By Glen Hallick, MarketsFarm
WINNIPEG, August 22 (MarketsFarm) – Intercontinental Exchange (ICE) Futures canola contracts were steady to higher on Thursday, as bids continue to be range-bound.
That situation is very unlikely to change anytime soon, said a trader, adding two reports could provide the impetus to push canola prices up or down to a greater extent. The first will be the production estimates from Statistics Canada to be released August 28. The federal agency’s survey-based results could provide a clearer picture of this year’s canola production.
The second will be the next supply and demand report from the United States Department of Agriculture on September 12. Traders and farmers firmly believe the USDA overestimated its corn and soybean numbers. The September estimates could straighten that out.
The wildcard in all this remains the threat of frost. Next week’s overnight temperatures on the Prairies were forecast to be in the single digits, raising the specter of frost. Any severe damage would force major revisions to crop estimates.
There were 17,459 contracts traded on Thursday, which compares with Wednesday when 13,019 contracts changed hands. Spreading accounted for 11,136 contracts traded.
Settlement prices are in Canadian dollars per metric tonne.
Canola Nov 453.10 unchanged
Jan 461.10 up 0.60
Mar 468.10 up 1.30
May 473.80 up 1.50
SOYBEAN futures at the Chicago Board of Trade (CBOT) were weaker on Thursday, as the prospect of future exports weighed on values.

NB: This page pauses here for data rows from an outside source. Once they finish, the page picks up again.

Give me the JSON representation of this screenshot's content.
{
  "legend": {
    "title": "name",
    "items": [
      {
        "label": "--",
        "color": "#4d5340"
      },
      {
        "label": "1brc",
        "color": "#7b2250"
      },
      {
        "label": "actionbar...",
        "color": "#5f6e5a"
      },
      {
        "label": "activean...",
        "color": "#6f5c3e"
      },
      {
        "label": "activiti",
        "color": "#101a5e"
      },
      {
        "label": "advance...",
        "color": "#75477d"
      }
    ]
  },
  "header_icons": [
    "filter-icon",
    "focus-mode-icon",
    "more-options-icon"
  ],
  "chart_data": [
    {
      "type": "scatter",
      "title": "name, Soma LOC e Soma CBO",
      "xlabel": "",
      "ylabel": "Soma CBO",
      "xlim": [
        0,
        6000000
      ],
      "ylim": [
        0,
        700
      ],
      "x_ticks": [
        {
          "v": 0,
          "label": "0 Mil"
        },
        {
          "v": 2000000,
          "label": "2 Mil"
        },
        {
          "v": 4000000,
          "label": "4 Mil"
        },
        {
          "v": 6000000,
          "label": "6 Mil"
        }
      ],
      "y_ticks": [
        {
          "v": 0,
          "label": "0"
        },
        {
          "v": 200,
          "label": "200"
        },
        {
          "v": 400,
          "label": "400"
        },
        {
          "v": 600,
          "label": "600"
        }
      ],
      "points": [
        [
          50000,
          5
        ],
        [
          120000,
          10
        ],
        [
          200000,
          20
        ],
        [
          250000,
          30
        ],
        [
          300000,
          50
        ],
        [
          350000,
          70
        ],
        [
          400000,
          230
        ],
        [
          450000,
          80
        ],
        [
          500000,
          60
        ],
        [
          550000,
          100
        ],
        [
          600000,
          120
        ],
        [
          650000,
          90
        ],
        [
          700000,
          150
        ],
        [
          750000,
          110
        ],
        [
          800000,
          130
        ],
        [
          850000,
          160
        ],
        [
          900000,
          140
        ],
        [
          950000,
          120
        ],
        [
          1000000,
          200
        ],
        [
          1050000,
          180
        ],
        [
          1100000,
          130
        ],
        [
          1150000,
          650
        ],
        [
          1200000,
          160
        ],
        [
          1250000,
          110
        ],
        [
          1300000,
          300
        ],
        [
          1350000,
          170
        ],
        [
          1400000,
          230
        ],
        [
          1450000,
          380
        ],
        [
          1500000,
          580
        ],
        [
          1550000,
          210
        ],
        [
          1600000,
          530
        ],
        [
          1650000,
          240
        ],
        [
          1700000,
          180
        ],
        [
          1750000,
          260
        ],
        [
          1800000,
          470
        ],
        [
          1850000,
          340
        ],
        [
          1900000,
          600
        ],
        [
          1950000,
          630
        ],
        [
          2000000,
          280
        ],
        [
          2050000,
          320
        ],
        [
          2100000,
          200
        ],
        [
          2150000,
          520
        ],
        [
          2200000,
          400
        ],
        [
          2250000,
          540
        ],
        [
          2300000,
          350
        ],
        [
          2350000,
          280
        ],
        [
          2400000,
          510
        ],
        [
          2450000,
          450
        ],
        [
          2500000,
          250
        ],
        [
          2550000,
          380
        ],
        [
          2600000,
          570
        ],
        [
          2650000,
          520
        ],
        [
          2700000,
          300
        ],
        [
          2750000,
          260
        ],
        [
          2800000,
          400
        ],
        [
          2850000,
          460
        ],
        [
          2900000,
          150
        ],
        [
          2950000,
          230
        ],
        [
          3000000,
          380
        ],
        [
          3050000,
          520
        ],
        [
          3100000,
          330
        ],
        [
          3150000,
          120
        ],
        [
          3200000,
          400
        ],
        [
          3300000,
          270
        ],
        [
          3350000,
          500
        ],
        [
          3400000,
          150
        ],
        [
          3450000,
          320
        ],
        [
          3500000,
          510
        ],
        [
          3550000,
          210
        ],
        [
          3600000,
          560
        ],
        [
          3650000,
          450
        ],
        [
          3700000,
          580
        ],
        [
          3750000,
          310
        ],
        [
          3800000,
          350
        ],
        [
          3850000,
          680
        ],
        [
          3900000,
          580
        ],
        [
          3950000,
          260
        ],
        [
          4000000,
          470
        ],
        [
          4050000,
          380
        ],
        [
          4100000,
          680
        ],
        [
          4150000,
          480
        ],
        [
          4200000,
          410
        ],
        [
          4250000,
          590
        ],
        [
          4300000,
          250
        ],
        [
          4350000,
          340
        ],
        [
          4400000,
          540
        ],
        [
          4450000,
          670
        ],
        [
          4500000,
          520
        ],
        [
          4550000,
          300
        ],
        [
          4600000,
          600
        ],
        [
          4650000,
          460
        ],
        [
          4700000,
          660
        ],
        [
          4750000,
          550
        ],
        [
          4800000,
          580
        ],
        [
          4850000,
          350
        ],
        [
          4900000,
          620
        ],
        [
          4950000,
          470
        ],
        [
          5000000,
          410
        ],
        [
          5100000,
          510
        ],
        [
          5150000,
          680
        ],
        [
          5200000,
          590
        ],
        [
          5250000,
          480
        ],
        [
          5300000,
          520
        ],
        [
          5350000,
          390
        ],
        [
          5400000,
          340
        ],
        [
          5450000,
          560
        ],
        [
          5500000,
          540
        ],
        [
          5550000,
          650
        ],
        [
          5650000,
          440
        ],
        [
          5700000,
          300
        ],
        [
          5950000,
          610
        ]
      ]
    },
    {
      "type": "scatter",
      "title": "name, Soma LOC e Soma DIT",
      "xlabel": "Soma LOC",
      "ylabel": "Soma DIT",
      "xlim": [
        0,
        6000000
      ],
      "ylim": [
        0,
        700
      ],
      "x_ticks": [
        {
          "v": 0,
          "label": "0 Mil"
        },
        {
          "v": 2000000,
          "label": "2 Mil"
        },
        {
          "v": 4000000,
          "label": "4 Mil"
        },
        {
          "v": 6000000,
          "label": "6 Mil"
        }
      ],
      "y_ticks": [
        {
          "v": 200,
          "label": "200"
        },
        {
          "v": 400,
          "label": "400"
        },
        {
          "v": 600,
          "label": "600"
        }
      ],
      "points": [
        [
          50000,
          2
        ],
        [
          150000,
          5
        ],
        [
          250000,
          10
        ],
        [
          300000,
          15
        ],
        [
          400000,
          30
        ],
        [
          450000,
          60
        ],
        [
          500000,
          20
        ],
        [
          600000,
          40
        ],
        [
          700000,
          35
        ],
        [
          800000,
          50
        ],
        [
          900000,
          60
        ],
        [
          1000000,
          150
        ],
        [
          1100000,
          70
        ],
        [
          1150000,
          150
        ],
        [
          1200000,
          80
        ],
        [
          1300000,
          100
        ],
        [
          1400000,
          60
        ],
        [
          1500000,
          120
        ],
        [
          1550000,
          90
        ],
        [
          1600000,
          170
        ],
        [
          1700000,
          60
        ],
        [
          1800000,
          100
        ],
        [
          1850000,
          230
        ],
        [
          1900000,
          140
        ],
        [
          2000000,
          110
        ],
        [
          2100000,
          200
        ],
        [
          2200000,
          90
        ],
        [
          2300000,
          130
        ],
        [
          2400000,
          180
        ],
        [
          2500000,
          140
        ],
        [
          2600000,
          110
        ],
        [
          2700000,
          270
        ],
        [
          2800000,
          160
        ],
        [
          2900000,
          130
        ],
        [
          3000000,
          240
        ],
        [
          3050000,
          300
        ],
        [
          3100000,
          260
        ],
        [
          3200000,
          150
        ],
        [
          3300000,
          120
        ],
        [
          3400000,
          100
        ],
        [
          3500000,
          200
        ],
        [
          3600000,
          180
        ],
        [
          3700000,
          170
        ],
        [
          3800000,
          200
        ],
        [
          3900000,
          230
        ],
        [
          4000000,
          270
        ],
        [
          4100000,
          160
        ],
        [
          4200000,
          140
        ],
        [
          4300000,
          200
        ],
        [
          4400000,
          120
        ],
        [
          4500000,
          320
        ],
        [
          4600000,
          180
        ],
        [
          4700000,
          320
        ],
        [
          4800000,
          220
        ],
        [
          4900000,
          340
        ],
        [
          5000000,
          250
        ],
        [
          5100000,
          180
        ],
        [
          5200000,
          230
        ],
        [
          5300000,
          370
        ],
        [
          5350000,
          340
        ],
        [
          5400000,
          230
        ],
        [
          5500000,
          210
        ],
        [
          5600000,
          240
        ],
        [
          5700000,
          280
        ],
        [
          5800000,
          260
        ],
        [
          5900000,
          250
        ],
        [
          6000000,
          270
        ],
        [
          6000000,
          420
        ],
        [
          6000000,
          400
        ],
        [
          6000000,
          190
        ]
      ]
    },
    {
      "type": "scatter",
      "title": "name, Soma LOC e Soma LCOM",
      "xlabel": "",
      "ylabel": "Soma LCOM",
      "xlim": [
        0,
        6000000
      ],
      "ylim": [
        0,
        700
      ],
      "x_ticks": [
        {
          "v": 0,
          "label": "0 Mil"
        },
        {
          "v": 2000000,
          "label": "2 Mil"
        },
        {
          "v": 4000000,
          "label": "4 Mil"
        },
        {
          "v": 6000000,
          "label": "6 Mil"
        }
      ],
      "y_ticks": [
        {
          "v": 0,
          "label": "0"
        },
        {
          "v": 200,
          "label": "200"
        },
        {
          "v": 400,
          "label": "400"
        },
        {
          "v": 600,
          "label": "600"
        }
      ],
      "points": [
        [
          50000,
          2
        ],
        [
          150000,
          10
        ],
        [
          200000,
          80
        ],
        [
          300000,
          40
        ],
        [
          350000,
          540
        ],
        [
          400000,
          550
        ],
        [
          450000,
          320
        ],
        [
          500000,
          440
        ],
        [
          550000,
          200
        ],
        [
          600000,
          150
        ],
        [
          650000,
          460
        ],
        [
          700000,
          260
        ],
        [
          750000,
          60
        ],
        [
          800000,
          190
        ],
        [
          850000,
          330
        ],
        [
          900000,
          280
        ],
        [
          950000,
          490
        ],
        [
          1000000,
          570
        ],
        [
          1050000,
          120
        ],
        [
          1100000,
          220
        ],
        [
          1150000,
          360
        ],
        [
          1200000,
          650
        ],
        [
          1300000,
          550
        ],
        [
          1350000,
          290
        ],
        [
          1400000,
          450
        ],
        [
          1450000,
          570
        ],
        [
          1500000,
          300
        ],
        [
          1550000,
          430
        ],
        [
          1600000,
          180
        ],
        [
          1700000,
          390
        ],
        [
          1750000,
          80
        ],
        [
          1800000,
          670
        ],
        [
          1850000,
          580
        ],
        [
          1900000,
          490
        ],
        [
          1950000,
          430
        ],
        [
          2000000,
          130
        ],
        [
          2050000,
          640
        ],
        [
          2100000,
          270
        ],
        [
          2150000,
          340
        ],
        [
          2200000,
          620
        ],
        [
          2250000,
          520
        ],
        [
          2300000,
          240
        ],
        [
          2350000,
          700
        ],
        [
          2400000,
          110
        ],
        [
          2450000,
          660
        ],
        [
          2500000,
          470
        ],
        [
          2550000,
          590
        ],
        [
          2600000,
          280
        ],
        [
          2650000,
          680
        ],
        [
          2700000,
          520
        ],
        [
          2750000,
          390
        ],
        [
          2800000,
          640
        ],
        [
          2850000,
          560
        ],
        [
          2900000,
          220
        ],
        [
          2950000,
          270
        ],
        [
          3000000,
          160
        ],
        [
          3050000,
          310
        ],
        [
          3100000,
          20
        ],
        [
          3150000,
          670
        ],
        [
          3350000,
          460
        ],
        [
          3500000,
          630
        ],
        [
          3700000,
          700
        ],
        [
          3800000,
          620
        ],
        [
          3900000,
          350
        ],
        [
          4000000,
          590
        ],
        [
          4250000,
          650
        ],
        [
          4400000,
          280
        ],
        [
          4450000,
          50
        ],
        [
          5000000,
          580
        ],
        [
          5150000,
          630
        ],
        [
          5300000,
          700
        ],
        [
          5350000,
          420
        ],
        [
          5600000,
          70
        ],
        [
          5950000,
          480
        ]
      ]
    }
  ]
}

Although China purchased almost 75,600 tonnes of United States soybeans this week, the country has 50 vessels carrying Brazilian soybeans, with a dozen more cargoes locked in. The amounts were reportedly enough to take China into October before needing more soybeans.
The U.S. Department of Agriculture (USDA) released its weekly export sales report. Old crop soybeans came in at 25,900 tonnes, well within trade expectations. New crop soybeans totaled 792,600 tonnes, well above expectations.
The sales report listed soymeal exports at 118,600 tonnes, within market predictions. Soyoil was at 2,200 tonnes, less than half of expectations.
The Pro Farmer Midwest Crop Tour moved into its third day with the eastern leg in Illinois finding average soybean pod counts were more than 997 pods with three by three-foot squares in fields. Last year’s tour average was almost 1,329 pods. In Iowa, the western leg estimated average pod counts at 1,096, slightly above last year’s 1,082 pods.
CORN futures were firm on Thursday, on technical maneuvering and some positive feelings from export sales.
Export sales tallied 119,300 tonnes of old crop, which was within trade predictions and an increase from the previous week. New crop came in at 301,600 tonnes, also within estimates.
The Pro Farmer tour estimated corn yields in Illinois at 171.17 bushels per acre (BPA), down from last year’s estimate of 192.63. In Iowa, the tour projected corn yields above average.
The Trump administration has been getting backlash from the agricultural community over waivers handed to 31 oil refineries now exempt from requirements to blend corn-based ethanol with gasoline. Yesterday, POET and Marquis Energy announced their plants were either shutting down or scaling back production.
Ethanol production in Brazil has been estimated to jump by nearly 71 per cent in 2019/20. CONAB pegged production at almost 8.50 million barrels.
WHEAT futures were mixed on Thursday, due to technical maneuvering that resulted in gains for Chicago and Kansas City, but losses for Minneapolis.
The USDA reported export sales of 594,600 tonnes, which exceed market expectations. Sales increased 29 per cent over the previous week.
Saudi Arabia tendered a purchase for 780,000 tonnes of feed barley. The tender closes tomorrow.
Tunisia purchased 92,000 tons of soft milling wheat for delivery in September and October.